Typically in life, the brain automatically desensitizes itself to traumatic memories, causing them to have less and less emotional impact over a relatively short period of time. After certain severe or repeated traumas, however, this process can be interrupted, leading to the weighty emotions, troubling behaviors and photographic memories involved in PTSD. In effect, EMDR “goes back” to the moment when these painful memories were formed and helps the brain to complete the process of desensitizing itself to the negative events.
Phases of EMDR Therapy
EMDR therapy usually requires eight to ten therapy sessions for each major traumatic event or series of linked events that are the basis of a client’s PTSD. During these sessions, the patient experiences the eight phases of EMDR:
Phases 1 & 2 History and Preparation:
- Develop a rapport and trust with the therapist.
- Identify the goals of EMDR therapy.
- Target the specific memories and emotions requiring desensitization.
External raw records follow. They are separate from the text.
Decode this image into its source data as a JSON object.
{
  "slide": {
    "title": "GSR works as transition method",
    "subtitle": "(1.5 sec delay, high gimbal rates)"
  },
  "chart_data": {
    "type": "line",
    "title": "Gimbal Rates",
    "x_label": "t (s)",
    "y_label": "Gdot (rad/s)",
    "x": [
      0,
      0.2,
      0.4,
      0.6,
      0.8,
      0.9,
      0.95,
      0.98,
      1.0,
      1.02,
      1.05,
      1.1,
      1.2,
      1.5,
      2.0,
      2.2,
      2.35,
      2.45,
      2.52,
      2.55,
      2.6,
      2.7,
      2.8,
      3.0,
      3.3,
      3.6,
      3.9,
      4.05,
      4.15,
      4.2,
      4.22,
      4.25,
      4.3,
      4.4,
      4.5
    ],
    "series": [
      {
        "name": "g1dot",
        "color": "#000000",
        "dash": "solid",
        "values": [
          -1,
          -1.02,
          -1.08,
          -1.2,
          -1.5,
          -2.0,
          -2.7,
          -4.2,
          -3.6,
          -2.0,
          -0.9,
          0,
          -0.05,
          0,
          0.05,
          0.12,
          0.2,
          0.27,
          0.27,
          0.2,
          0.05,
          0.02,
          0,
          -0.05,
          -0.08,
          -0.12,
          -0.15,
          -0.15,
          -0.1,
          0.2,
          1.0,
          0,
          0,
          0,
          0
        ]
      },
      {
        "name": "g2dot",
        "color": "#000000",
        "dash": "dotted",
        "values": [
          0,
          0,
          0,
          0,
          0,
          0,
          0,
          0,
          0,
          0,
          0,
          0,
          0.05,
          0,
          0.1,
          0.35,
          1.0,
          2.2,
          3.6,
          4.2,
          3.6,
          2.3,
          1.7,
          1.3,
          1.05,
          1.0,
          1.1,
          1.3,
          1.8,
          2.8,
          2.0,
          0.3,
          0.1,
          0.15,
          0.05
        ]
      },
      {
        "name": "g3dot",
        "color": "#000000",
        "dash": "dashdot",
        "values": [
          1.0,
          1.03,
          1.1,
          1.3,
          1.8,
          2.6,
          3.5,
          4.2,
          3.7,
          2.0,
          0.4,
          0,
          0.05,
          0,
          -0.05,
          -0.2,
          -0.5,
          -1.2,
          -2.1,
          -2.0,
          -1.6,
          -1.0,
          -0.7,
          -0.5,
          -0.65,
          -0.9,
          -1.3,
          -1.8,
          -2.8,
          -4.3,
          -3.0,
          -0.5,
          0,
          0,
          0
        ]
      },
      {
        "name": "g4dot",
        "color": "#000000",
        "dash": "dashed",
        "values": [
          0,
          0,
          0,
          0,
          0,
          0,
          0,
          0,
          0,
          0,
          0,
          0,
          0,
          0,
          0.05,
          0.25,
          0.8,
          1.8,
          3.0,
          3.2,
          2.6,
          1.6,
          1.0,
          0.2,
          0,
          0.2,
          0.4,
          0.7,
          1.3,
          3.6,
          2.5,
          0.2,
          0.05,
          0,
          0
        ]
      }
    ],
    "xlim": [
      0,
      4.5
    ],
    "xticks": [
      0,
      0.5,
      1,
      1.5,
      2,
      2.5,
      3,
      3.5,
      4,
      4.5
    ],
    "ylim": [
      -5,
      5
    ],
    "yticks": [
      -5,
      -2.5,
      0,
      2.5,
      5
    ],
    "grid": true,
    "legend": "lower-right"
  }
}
- Train the patient to compartmentalize harmful or negative emotions by using specific techniques that allow them to escape to a “peaceful state.”
Phase 3 Identification:
In a safe, peaceful environment, quantify the patient’s state of mind when revisualizing the traumatic event or events.
Phase 4 Desensitization:
With therapist support, the patient continues to revisualize the trauma. Simultaneously, the patient is directed to follow a series of bilateral eye movements. Over time, this process desensitizes the brain to the traumatic memories, within a controlled situation.
Phases 5 & 6 Positive Cognition and Body Scanning:
As desensitization continues, the therapist helps the client develop positive thoughts to replace the negative beliefs and fears associated with the trauma. The patient monitors their thoughts and feelings while experiencing their revisualizations.
Phases 7 & 8 Closure and Reassessment:
The patient and therapist come to an agreement on what was accomplished and determine the client’s emotional state after therapy in comparison to where they were before therapy. The next stages of treatment are agreed upon.
Does EMDR Therapy Last?
The answer to this question depends on the patient’s dedication to completing the therapy over the course of 8 to 10 sessions. Studies show that when therapy follows the full recommended course of EMDR treatment, the beneficial effects are long-lasting. As a result, the US Department of Veteran Affairs states: “EMDR has the strongest recommendation for being an effective treatment in most clinical practice guidelines for the treatment of PTSD.”
Is EMDR Just Exposure Therapy?
Exposure therapy desensitizes the patient to negative memories by using prolonged and uninterrupted recall of the event in a controlled environment. For many PTSD patients, this process is extremely difficult. In contrast, EMDR uses brief recollections of traumatic events and allows the patient to control the length of time on any one moment or trauma by using free association during sessions. As a result, EMDR can also be useful for identifying associated memories that may be contributing to the client’s PTSD.
What Are Potential Side Effects of EMDR?
While EMDR does not have the pharmacological side effects of prescription drugs, there are some side effects that are reported by a percentage of patients. These include:
- Vivid dreams,
- Unexpected emergence of other unresolved memories.
The steps followed in phases 1 & 2 help the patient to deal with new memories or repeated memories if they arise outside of therapy sessions. In cases where EMDR therapy is too intense for a specific patient, the Brain Health Clinic recommends brainspotting therapy.